The most outrageous concept—from Darwin’s point of view—is the revival of extinct viruses by piecing together common sequences from a certain species. This reversal of time seems to go against the idea that natural selection will cause the weak to die out permanently, but really it strengthens the connection between us and our ancestors by revealing past exposures and uncovering the evolution of viruses. By better understanding the development of viruses, we can more accurately predict how viruses will change and therefore create effective vaccines.
The article suggests the viruses play a much bigger role in evolution than just killing off the weak. Retrovirus sequences have been perpetuated for thousands of years. Though sometimes referred to as “junk DNA,” these sequences must serve some purpose because they are still present. Studying the history of viruses also reveals deep evolutionary connections. One population’s exposure to a virus and subsequent incorporation of the viral DNA may have caused a divergence, leading to a new species. This article offered a different perspective on viruses, highlighting that while they can be problematic, they can also be beneficial.

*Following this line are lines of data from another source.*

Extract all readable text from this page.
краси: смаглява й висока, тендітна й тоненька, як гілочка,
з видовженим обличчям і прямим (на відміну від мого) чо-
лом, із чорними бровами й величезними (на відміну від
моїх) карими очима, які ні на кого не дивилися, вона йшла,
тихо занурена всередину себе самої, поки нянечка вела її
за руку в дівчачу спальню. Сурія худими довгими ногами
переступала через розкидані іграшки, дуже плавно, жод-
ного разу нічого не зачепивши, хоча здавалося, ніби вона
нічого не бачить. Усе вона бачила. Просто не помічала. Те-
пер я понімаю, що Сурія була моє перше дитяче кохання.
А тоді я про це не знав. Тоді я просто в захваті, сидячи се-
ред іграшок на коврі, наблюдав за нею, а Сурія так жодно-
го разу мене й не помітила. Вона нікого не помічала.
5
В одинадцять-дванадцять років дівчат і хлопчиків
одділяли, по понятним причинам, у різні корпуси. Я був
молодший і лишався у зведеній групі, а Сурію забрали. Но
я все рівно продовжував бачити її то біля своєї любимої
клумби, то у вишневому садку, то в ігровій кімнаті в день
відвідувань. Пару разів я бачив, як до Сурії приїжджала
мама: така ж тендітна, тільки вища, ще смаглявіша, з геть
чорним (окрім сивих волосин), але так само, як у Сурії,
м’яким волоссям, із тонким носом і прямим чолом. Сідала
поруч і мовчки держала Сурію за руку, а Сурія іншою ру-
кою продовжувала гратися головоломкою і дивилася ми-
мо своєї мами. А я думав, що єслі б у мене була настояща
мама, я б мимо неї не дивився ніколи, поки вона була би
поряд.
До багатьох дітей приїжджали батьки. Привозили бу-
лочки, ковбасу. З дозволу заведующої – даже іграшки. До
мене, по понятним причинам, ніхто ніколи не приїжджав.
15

The most surprising part about this article was the alternative approach that scientists are taking to fight HIV. Instead of preventing the viruses from reproducing altogether, they capitalize on the high mutation rate and force the virus to replicate faster, hoping that the frequent mistakes in replication will add up so that the virus is no longer harmful. While its easy to understand that some might have reservations about the safety of such research, the revival of ancient viruses is an important pursuit because it helps understand how retroviruses, like HIV, work. Knowing this, we can hope to create a vaccine, or possibly force the virus into extinction.
However, given all that we know about evolution and resistance, is it possible that the more we understand and fight viruses, the more we encourage them to evolve and the harder they will be to control? Are we just perpetuating a cycle? Solving a puzzle, only to find another layer more complex than the last?